The stuntwoman, who specializes in the ancient Chinese martial art form Wushu, has showcased her lightning quick moves in such movies as Transformers: Age of Extinction; Mission, Impossible III, Diehard 4, Battleship, Kill Bill, Sucker Punch, Zombieland and Pirates of the Caribbean: On Stranger Tides and G. I. Joe, Retaliation. Her numerous television credits include NCIS: Los Angeles and Law and Order: L.A. he has appeared in numerous television series and over 40 big screen blockbusters.
Qiu often uses stick, knives and swords to perform her stunts, and she frequently performs on high wires that can rise as high as fifty feet in the air.
The stuntwoman, who trained as a martial artist in her native China and is the daughter of professional gymnasts, emigrated from Nanjing to the United States in 1995. “Not many people were doing Wushu when I first came here,” she recalls. “I was one of the few people to bring Wushu to the United States.” As a master of Wushu, Qiu is proficient in six different types of the art. “Wushu is like a combination of boxing and ballet,” explained Qiu. “It’s tough and graceful at the same time.”

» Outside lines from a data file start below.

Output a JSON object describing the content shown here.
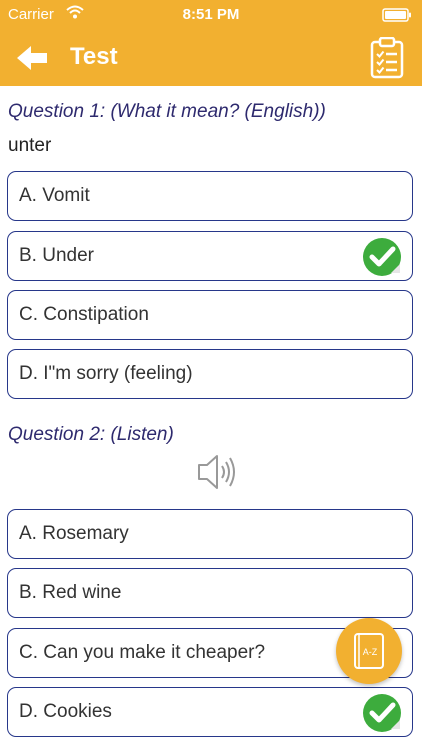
{
  "status_bar": {
    "carrier": "Carrier",
    "time": "8:51 PM"
  },
  "nav": {
    "title": "Test",
    "back_icon": "back-arrow-icon",
    "right_icon": "clipboard-checklist-icon"
  },
  "questions": [
    {
      "label": "Question 1: (What it mean? (English))",
      "word": "unter",
      "options": [
        {
          "text": "A. Vomit",
          "correct": false
        },
        {
          "text": "B. Under",
          "correct": true
        },
        {
          "text": "C. Constipation",
          "correct": false
        },
        {
          "text": "D. I\"m sorry (feeling)",
          "correct": false
        }
      ]
    },
    {
      "label": "Question 2: (Listen)",
      "audio_icon": "speaker-icon",
      "options": [
        {
          "text": "A. Rosemary",
          "correct": false
        },
        {
          "text": "B. Red wine",
          "correct": false
        },
        {
          "text": "C. Can you make it cheaper?",
          "correct": false
        },
        {
          "text": "D. Cookies",
          "correct": true
        }
      ]
    }
  ],
  "fab": {
    "icon": "a-z-dictionary-icon",
    "label": "A-Z"
  },
  "colors": {
    "accent": "#f2b030",
    "border": "#27378a",
    "question_text": "#2e2a6e",
    "check": "#3dac3d"
  }
}
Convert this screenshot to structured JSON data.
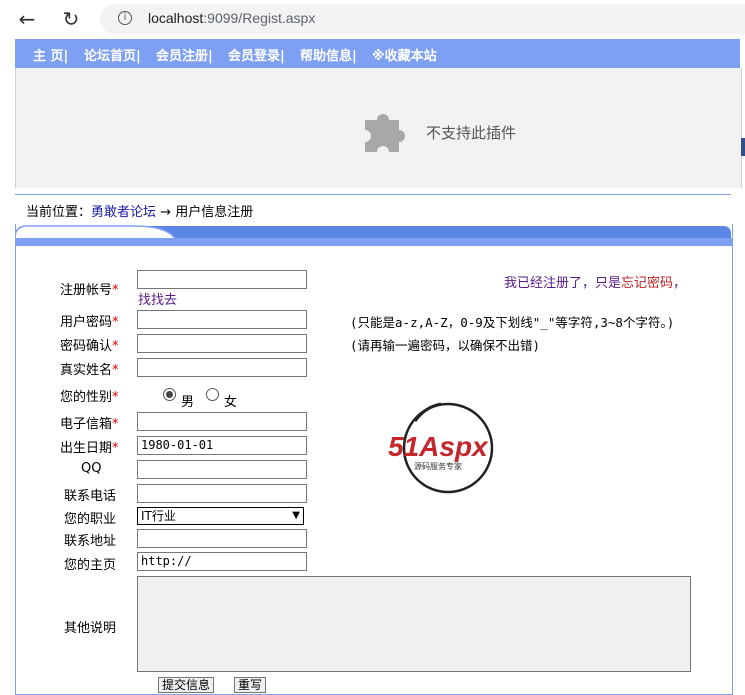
{
  "browser": {
    "url_host": "localhost",
    "url_rest": ":9099/Regist.aspx"
  },
  "menu": [
    "主 页|",
    "论坛首页|",
    "会员注册|",
    "会员登录|",
    "帮助信息|",
    "※收藏本站"
  ],
  "plugin": {
    "message": "不支持此插件"
  },
  "breadcrumb": {
    "prefix": "当前位置：",
    "forum": "勇敢者论坛",
    "arrow": "→",
    "page": "用户信息注册"
  },
  "form": {
    "account_label": "注册帐号",
    "password_label": "用户密码",
    "confirm_label": "密码确认",
    "realname_label": "真实姓名",
    "gender_label": "您的性别",
    "email_label": "电子信箱",
    "birthday_label": "出生日期",
    "qq_label": "QQ",
    "phone_label": "联系电话",
    "job_label": "您的职业",
    "address_label": "联系地址",
    "homepage_label": "您的主页",
    "other_label": "其他说明",
    "required_mark": "*",
    "gender_male": "男",
    "gender_female": "女",
    "birthday_value": "1980-01-01",
    "job_value": "IT行业",
    "homepage_value": "http://",
    "find_link": "找找去",
    "registered_prefix": "我已经注册了，只是",
    "forgot_link": "忘记密码",
    "registered_suffix": "，",
    "password_hint": "(只能是a-z,A-Z，0-9及下划线\"_\"等字符,3~8个字符。)",
    "confirm_hint": "(请再输一遍密码，以确保不出错)",
    "submit_button": "提交信息",
    "reset_button": "重写"
  },
  "logo": {
    "text": "51Aspx",
    "subtext": "源码服务专家"
  }
}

“I might have to fight four or five guys at a time on the show, but the big stunts are pretty safe because we do rigorous rehearsals,” said Qiu.
Qiu’s lightning quick moves as a martial artist are well known throughout the Hollywood stunt community. She was named “Woman of the Year” by Inside Kung Fu magazine, was honored with Black Belt magazine’s “Competitor of the Year” and received the Taurus World Stunt Award for “Best Aerial Work.” In 2010, she was honored by the Diamond in the Raw foundation for her work as a stuntwoman.
Qiu said that despite the danger of performing stunt work, she loves her job. “It’s like being a doctor. If you save a life, you feel so good. When you see your work on the screen, you are so proud. You get to travel the world and meet new people. When the director yells ‘Cut! That’s awesome! Let’s move on!’ It makes me feel good.”